Enteric Nervous System
The enteric nervous system is the large network of neurons and glia embedded in the wall of the gastrointestinal tract that controls digestion. Containing hundreds of millions of neurons arranged in interconnected plexuses, it can generate and coordinate reflexes such as peristalsis and local secretion on its own, without input from the brain or spinal cord, which has earned it the nickname the second brain.
Definition
The enteric nervous system is the intrinsic, semi-autonomous division of the autonomic nervous system, consisting of neurons and glial cells distributed through the gut wall in the myenteric and submucosal plexuses, which controls gastrointestinal motility, secretion, and blood flow through local reflex circuits.
Scope
The topic covers the organisation of the enteric nervous system into the myenteric and submucosal plexuses, the main classes of enteric neurons and their roles, the local reflex circuits that drive motility and secretion, and the system's relationship to extrinsic autonomic nerves. It is a physiology reference entry and does not give clinical management advice.
Core questions
- How is the enteric nervous system organised within the gut wall?

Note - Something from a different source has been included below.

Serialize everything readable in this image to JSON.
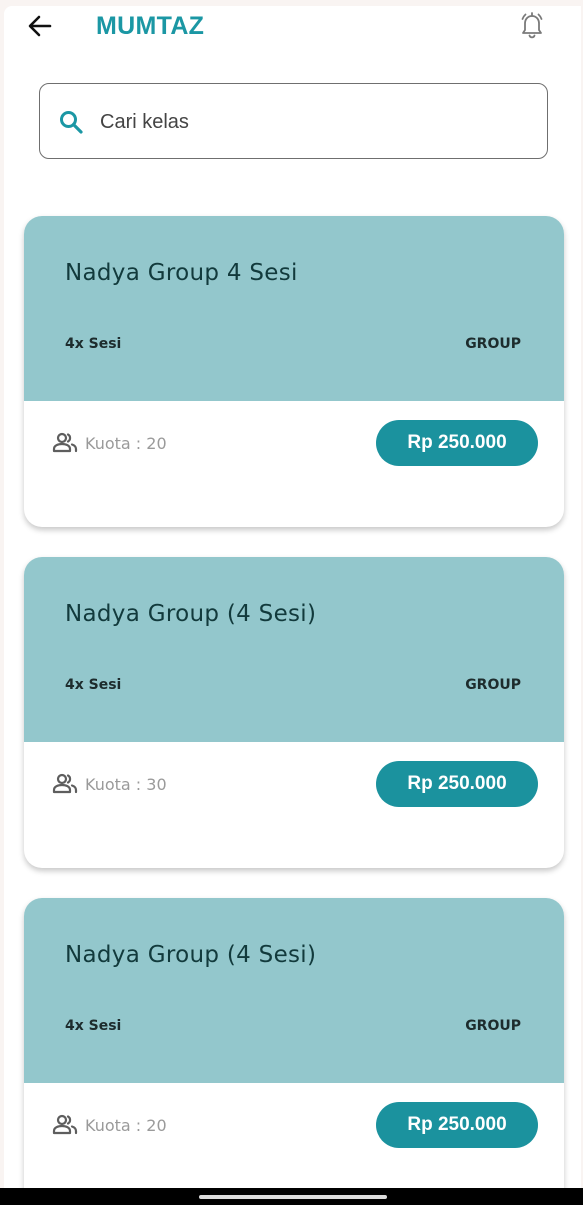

- Which neuron types sense the lumen, relay information, and drive muscle and glands?
- How does the system produce coordinated reflexes such as peristalsis on its own?

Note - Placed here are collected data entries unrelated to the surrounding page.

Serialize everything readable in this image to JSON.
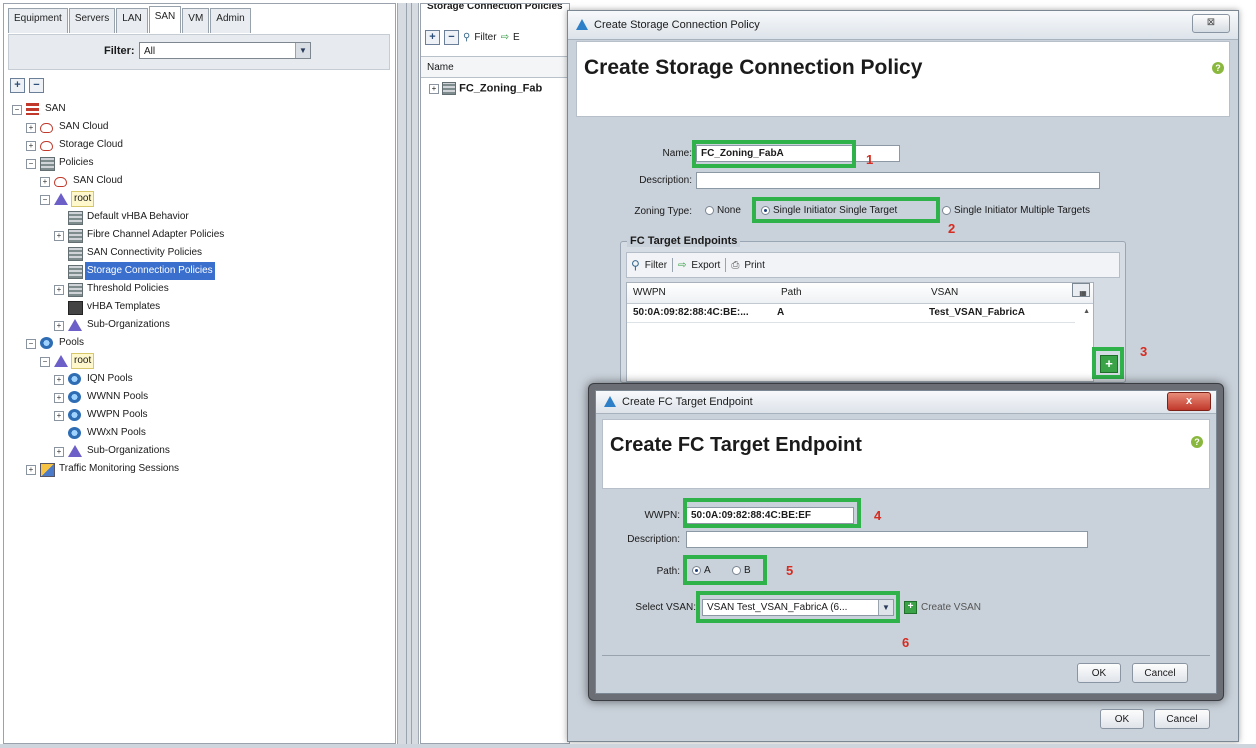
{
  "nav": {
    "tabs": [
      "Equipment",
      "Servers",
      "LAN",
      "SAN",
      "VM",
      "Admin"
    ],
    "active_tab": "SAN",
    "filter_label": "Filter:",
    "filter_value": "All",
    "tree": [
      {
        "label": "SAN",
        "icon": "san-icon",
        "indent": 0,
        "expander": "-"
      },
      {
        "label": "SAN Cloud",
        "icon": "cloud-icon",
        "indent": 1,
        "expander": "+"
      },
      {
        "label": "Storage Cloud",
        "icon": "cloud-icon",
        "indent": 1,
        "expander": "+"
      },
      {
        "label": "Policies",
        "icon": "policy-icon",
        "indent": 1,
        "expander": "-"
      },
      {
        "label": "SAN Cloud",
        "icon": "cloud-icon",
        "indent": 2,
        "expander": "+"
      },
      {
        "label": "root",
        "icon": "org-icon",
        "indent": 2,
        "expander": "-",
        "highlight": "root"
      },
      {
        "label": "Default vHBA Behavior",
        "icon": "policy-icon",
        "indent": 3,
        "expander": ""
      },
      {
        "label": "Fibre Channel Adapter Policies",
        "icon": "policy-icon",
        "indent": 3,
        "expander": "+"
      },
      {
        "label": "SAN Connectivity Policies",
        "icon": "policy-icon",
        "indent": 3,
        "expander": ""
      },
      {
        "label": "Storage Connection Policies",
        "icon": "policy-icon",
        "indent": 3,
        "expander": "",
        "highlight": "selected"
      },
      {
        "label": "Threshold Policies",
        "icon": "policy-icon",
        "indent": 3,
        "expander": "+"
      },
      {
        "label": "vHBA Templates",
        "icon": "template-icon",
        "indent": 3,
        "expander": ""
      },
      {
        "label": "Sub-Organizations",
        "icon": "org-icon",
        "indent": 3,
        "expander": "+"
      },
      {
        "label": "Pools",
        "icon": "pool-icon",
        "indent": 1,
        "expander": "-"
      },
      {
        "label": "root",
        "icon": "org-icon",
        "indent": 2,
        "expander": "-",
        "highlight": "root"
      },
      {
        "label": "IQN Pools",
        "icon": "pool-icon",
        "indent": 3,
        "expander": "+"
      },
      {
        "label": "WWNN Pools",
        "icon": "pool-icon",
        "indent": 3,
        "expander": "+"
      },
      {
        "label": "WWPN Pools",
        "icon": "pool-icon",
        "indent": 3,
        "expander": "+"
      },
      {
        "label": "WWxN Pools",
        "icon": "pool-icon",
        "indent": 3,
        "expander": ""
      },
      {
        "label": "Sub-Organizations",
        "icon": "org-icon",
        "indent": 3,
        "expander": "+"
      },
      {
        "label": "Traffic Monitoring Sessions",
        "icon": "traffic-icon",
        "indent": 1,
        "expander": "+"
      }
    ]
  },
  "middle": {
    "title": "Storage Connection Policies",
    "filter_label": "Filter",
    "export_label": "E",
    "column_name": "Name",
    "row_label": "FC_Zoning_Fab"
  },
  "dialog1": {
    "window_title": "Create Storage Connection Policy",
    "heading": "Create Storage Connection Policy",
    "name_label": "Name:",
    "name_value": "FC_Zoning_FabA",
    "description_label": "Description:",
    "description_value": "",
    "zoning_label": "Zoning Type:",
    "zoning_options": [
      "None",
      "Single Initiator Single Target",
      "Single Initiator Multiple Targets"
    ],
    "zoning_selected": 1,
    "endpoints_legend": "FC Target Endpoints",
    "grid_toolbar": {
      "filter": "Filter",
      "export": "Export",
      "print": "Print"
    },
    "columns": [
      "WWPN",
      "Path",
      "VSAN"
    ],
    "rows": [
      {
        "wwpn": "50:0A:09:82:88:4C:BE:...",
        "path": "A",
        "vsan": "Test_VSAN_FabricA"
      }
    ],
    "ok_label": "OK",
    "cancel_label": "Cancel",
    "close_label": "⊠"
  },
  "dialog2": {
    "window_title": "Create FC Target Endpoint",
    "heading": "Create FC Target Endpoint",
    "wwpn_label": "WWPN:",
    "wwpn_value": "50:0A:09:82:88:4C:BE:EF",
    "description_label": "Description:",
    "description_value": "",
    "path_label": "Path:",
    "path_options": [
      "A",
      "B"
    ],
    "path_selected": 0,
    "vsan_label": "Select VSAN:",
    "vsan_value": "VSAN Test_VSAN_FabricA (6...",
    "create_vsan_label": "Create VSAN",
    "ok_label": "OK",
    "cancel_label": "Cancel",
    "close_label": "x"
  },
  "annotations": {
    "step1": "1",
    "step2": "2",
    "step3": "3",
    "step4": "4",
    "step5": "5",
    "step6": "6",
    "highlight_color": "#2fb24a",
    "number_color": "#d62b20"
  }
}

- How do brain and spinal connections modulate intrinsic enteric activity?
Key concepts
- Myenteric (Auerbach's) plexus
- Submucosal (Meissner's) plexus
- Intrinsic primary afferent neurons
- Interneurons and motor neurons
- Peristaltic reflex
- Enteric glia
- Semi-autonomous (intrinsic) control
Mechanisms
The enteric nervous system is arranged in two principal ganglionated plexuses: the myenteric plexus, between the longitudinal and circular muscle layers, which chiefly governs motility, and the submucosal plexus, which chiefly governs secretion and local blood flow. Sensory neurons, often called intrinsic primary afferent neurons, detect stretch and the chemistry of the luminal contents; they connect through interneurons to excitatory and inhibitory motor neurons that act on smooth muscle, secretory cells, and blood vessels. These circuits generate the peristaltic reflex, in which contraction above and relaxation below a bolus propel contents along the gut. Enteric glia support and modulate this signalling. The system operates largely independently but is tuned by extrinsic sympathetic and parasympathetic nerves, allowing the central nervous system to adjust digestion to the needs of the whole body.
Clinical relevance
The enteric nervous system is central to understanding gut motility and its disorders, and its degeneration or developmental absence is associated with motility problems. This entry describes its normal physiology as reference knowledge and is not a basis for diagnosing or treating individual patients.
History
The ganglionated plexuses of the gut were described anatomically in the nineteenth century by Auerbach and Meissner, whose names remain attached to the myenteric and submucosal plexuses. Early twentieth-century physiologists demonstrated the law of the intestine, the local reflex underlying peristalsis. Through the later twentieth century the system's complexity and partial independence from the central nervous system were established, and the popular term second brain, associated with Gershon, reflects this recognition.
Key figures
- Michael Gershon
- John Furness
- Leopold Auerbach
- Georg Meissner
Related topics
Seminal works
- furness-2012
- rao-gershon-2016
Frequently asked questions
- Why is the enteric nervous system called the second brain?
- Because it contains a very large number of neurons and can generate and coordinate digestive reflexes on its own, without instructions from the brain or spinal cord, although the brain can still modulate it.
- What are the two main plexuses of the enteric nervous system?
- The myenteric (Auerbach's) plexus, located between the muscle layers and mainly controlling motility, and the submucosal (Meissner's) plexus, mainly controlling secretion and local blood flow.